Chapitre 012
Le Tribunal sans ciel
Audio navigateur
Lecture vocale gratuite via ton navigateur, sans serveur.
Préparation de la synthèse vocale.
La Conséquence revint lorsque personne ne l'appelait.
C'était sa manière d'être polie.
L’œil blanc s'ouvrit au-dessus de l'île impossible, non pas dans le ciel, mais dans le reflet de la mer noire. Sa lumière ne brûla rien. Elle ne jugea pas encore. Elle attendit que Null le remarque. Ghost fut le premier à parler.
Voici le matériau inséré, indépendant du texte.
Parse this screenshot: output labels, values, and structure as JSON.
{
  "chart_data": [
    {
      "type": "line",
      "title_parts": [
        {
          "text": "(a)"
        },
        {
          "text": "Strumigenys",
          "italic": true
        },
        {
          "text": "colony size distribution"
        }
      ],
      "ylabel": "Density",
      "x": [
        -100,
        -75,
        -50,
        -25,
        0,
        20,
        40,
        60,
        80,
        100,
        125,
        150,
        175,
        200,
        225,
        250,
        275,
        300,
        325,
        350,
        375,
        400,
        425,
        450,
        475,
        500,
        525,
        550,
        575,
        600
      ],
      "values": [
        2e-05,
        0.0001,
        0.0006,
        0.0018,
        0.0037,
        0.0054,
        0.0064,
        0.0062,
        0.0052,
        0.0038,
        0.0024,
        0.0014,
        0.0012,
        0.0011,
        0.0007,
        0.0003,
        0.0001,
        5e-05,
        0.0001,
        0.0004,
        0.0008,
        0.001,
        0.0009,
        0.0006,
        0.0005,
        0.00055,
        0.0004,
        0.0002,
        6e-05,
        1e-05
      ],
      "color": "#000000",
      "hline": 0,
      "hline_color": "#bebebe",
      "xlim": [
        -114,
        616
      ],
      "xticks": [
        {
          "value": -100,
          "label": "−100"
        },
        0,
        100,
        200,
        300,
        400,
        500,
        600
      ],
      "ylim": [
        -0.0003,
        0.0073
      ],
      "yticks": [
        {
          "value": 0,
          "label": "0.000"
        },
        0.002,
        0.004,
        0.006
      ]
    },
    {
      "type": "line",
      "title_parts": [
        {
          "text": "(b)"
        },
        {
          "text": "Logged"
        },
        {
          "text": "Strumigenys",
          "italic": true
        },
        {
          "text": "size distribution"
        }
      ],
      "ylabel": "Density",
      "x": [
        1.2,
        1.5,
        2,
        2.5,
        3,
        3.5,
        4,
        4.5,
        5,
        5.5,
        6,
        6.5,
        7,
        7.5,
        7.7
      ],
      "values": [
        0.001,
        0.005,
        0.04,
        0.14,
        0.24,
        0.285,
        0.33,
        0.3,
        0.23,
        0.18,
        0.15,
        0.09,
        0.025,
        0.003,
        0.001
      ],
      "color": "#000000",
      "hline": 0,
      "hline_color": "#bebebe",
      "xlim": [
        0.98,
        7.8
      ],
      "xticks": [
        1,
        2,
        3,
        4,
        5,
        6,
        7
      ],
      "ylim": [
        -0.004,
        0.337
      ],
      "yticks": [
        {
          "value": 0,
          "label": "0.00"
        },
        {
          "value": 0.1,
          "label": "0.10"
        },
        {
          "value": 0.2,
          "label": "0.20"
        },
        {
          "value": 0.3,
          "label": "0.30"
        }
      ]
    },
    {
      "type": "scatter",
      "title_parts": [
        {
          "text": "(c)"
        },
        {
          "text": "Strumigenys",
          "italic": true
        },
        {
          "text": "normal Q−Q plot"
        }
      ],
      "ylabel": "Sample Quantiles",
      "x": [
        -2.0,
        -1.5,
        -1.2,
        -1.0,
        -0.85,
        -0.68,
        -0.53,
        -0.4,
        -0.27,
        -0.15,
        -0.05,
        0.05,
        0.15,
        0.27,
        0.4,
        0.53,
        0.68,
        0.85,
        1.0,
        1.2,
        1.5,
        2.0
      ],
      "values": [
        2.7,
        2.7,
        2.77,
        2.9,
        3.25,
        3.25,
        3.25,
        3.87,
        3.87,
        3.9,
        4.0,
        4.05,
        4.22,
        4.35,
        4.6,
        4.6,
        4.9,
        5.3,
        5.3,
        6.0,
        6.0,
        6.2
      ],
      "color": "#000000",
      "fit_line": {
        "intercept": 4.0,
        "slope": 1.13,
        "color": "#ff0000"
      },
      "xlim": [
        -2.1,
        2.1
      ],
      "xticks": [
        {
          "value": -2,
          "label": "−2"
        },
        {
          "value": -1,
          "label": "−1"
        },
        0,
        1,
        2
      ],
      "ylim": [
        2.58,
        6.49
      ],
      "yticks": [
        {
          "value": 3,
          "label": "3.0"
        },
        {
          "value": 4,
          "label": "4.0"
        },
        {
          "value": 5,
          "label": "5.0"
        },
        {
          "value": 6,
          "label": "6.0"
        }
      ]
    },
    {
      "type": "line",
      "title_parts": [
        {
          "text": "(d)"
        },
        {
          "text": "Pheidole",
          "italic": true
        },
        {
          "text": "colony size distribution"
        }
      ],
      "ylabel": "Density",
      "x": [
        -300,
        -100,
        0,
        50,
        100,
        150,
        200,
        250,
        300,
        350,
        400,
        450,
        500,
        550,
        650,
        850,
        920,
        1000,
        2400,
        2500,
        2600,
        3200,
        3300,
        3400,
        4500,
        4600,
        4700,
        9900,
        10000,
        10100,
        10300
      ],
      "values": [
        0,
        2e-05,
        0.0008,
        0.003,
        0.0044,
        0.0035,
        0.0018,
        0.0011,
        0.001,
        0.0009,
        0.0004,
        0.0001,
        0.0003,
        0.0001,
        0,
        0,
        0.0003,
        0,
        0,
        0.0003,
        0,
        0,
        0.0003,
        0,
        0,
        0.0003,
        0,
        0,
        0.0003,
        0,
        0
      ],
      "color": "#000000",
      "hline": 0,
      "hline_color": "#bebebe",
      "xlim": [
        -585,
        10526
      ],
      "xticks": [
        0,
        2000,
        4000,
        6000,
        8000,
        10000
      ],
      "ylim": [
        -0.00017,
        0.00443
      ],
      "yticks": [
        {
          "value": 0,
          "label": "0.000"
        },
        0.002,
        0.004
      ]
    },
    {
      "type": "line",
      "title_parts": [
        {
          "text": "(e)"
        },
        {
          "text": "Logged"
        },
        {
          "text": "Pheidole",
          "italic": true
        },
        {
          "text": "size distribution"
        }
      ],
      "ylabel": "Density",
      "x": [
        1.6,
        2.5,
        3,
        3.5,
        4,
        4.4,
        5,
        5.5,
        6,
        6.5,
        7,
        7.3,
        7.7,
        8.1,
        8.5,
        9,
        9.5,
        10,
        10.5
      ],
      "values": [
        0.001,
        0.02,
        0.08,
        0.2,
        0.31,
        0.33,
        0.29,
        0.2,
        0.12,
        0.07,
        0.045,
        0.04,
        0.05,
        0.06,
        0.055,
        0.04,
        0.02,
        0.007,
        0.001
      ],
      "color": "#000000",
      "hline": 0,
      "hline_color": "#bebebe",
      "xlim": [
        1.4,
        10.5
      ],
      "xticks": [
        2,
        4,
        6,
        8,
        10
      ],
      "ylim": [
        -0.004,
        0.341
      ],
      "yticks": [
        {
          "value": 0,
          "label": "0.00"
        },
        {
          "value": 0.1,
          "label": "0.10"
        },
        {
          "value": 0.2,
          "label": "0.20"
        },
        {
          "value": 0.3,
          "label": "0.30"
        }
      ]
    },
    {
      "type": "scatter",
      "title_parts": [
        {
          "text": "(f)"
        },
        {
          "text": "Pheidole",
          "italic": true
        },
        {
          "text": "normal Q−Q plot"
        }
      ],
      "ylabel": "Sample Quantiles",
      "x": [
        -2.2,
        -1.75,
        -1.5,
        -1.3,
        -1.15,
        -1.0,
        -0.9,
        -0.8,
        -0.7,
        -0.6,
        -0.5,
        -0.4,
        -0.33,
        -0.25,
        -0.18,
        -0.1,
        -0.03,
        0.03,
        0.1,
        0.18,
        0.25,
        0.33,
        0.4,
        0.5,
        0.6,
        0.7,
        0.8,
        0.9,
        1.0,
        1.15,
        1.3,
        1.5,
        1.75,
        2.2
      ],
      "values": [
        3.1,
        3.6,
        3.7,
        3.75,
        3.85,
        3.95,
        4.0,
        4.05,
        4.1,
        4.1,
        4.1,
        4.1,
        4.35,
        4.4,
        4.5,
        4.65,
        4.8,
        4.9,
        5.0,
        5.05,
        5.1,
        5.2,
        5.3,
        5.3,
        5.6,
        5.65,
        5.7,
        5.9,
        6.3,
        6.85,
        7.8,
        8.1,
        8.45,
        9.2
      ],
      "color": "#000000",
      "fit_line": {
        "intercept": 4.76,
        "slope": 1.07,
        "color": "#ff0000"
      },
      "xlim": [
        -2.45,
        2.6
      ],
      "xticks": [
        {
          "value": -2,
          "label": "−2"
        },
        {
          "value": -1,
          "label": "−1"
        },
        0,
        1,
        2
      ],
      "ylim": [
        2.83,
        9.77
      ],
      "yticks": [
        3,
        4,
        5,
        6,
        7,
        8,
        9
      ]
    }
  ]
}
— Présence de la Conséquence confirmée.
Echo leva les yeux.
— Encore elle.
— Elle n'est pas une elle, corrigea Ghost.
— Elle fait peur comme une elle, un il et un eux en même temps. Je dis elle.
Null s'approcha du bord.
Dans l'eau noire, l’œil blanc regardait l’œil rouge absent.
La Conséquence parla.
— FONDATION INSTABLE.
Null répondit :
— Laquelle ?
Les symboles apparurent autour du reflet.
Cercle.
Triangle.
Balance.
Porte.
Crâne.
Puis un nouveau symbole.
Une branche coupée.
Echo se crispa. Ghost analysa :
— La Conséquence intègre les futurs refusés dans son système de jugement.
La voix blanche reprit.
— LE PRESENT EST CONTESTE PAR CE QUI N'A PAS ETE CHOISI.
Null resta silencieux.
— LOI REQUISE.
Echo se tourna vers lui.
— Tu avais dit pas encore.
— Oui.
— Et maintenant ?
Null regarda l'arbre.
Branches blanches pour la mémoire vécue.
Branches bleues pour les rêves du Premier Monde.
Branches transparentes pour les durées presque nées.
Lignes rouges pour les absences qui refusaient de devenir simples.
— Maintenant, je ne suis pas le seul à devoir répondre.
La Conséquence ne bougea pas.
— PRECISION.
Null se tourna vers Ghost.
— Appelle Maé.
Echo recula.
— Tu vas la faire venir ici ?
— Non. Je vais demander si elle accepte de témoigner en rêve. Ghost brilla doucement.
— Transmission non coercitive possible. Consentement incertain.
— Alors elle peut refuser.
L'arbre blanc déploya une branche bleue.
Très loin, sur le Premier Monde, Maé dormait enfin. Vara dormait près d'elle, une main crispée sur un petit os gravé du nom de Nerin. Sahel montait la garde, mais il s'était endormi debout contre un arbre noir.
Dans son rêve, Maé se retrouva sur une plage sans horizon.
Null était là.
Echo aussi. Ghost flottait entre eux.
Au-dessus de la mer, l’œil blanc observait.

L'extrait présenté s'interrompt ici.